Whit Stillman’s films to date have been populated by measured, mannered, often upper class folks jostling for position as they climb the rungs of society. Withering looks, poisonous tongues, expert manipulation and brutal betrayal propel efforts such as The Last Days of Disco, so it comes as little surprise that Stillman proves adept at a comic Jane Austen adaptation here with Love and Friendship.
After her turn as a captivatingly awful human being to watch in Last Days, Kate Beckinsale’s casting here is inescapably, wonderfully, similar. As Lady Susan, she’s all about preserving outward appearances while bending others to her will, secretly breaking the rules of social convention as she simultaneously uses them to manipulate events to her satisfaction.

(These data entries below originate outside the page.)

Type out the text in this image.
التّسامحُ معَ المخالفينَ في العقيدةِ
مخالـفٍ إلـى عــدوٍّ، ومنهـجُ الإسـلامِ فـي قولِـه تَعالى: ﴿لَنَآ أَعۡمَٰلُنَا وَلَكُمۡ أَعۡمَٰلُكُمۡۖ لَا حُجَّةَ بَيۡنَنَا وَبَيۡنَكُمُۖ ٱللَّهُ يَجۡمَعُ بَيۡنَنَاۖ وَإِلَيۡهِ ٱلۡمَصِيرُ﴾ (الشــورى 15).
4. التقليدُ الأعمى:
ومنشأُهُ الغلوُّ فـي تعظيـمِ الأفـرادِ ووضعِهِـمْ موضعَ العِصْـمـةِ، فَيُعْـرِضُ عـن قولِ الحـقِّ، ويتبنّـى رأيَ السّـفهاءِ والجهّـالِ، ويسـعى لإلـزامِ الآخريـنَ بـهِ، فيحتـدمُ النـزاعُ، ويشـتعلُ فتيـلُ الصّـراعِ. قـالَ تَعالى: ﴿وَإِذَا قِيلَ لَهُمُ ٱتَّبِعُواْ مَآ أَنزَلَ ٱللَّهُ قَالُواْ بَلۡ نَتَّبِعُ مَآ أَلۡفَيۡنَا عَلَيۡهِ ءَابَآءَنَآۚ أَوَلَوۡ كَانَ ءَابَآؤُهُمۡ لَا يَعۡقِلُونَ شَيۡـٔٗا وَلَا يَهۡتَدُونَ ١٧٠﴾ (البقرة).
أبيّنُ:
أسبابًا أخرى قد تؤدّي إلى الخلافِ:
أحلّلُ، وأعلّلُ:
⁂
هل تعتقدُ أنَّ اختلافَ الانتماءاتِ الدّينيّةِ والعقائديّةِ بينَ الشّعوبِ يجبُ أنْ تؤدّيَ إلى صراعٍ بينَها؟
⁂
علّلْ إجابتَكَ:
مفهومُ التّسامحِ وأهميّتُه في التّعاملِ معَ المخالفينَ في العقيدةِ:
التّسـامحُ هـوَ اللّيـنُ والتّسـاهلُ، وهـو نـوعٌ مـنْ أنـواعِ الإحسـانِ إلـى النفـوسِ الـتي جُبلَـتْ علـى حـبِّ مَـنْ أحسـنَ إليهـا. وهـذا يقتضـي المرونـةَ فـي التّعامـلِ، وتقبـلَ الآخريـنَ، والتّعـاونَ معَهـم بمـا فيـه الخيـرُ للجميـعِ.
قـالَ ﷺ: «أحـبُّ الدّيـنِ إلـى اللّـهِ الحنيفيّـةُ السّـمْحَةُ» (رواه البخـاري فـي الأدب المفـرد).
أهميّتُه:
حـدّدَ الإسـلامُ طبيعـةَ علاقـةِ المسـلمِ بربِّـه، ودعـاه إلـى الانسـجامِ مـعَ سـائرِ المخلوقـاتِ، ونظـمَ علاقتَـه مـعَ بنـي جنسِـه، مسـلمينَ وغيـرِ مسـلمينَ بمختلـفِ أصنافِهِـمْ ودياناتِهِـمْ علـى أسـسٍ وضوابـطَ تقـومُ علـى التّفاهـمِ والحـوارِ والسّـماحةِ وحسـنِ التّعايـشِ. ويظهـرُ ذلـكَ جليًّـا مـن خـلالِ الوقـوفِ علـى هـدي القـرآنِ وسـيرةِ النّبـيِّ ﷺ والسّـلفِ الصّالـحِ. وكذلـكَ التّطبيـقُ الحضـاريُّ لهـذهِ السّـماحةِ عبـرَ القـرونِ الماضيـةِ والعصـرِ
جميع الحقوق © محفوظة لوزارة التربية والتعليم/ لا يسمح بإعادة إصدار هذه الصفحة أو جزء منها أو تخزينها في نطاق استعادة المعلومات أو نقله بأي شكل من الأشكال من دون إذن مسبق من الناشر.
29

While the plot may hinge on sex, romance, and marriage, there’s precious little of it on screen. Instead of the longing glances, blossoming of true love, and its consummation that one may expect, Stillman elects to focus on whip-smart dialogue, and the Machiavellian manoeuvrings of Lady Susan. Barely a line of her dialogue doesn’t bring a chuckle, be it through a backhanded compliment, cutting remark, or bold untruth. While my chuckle count may have reached into the dozens, this is absolutely not a belly laugh picture (though the same can also be said of some recent contemporary comedies).
While it might not boast wonderful cinematography or signs of an extravagant budget, Love and Friendship is nevertheless a welcome departure from generic period adaptations. Beyond Beckinsale, there’s an excellent cast including her Last Days co-star Chloë Sevigny and hilariously gormless Tom Bennett, whose character Sir James Martin is one of the most amusingly dimwitted screen characters for a while. Stillman, Beckinsale, and Austen really share the honours here, though, in this witty, watchable, film.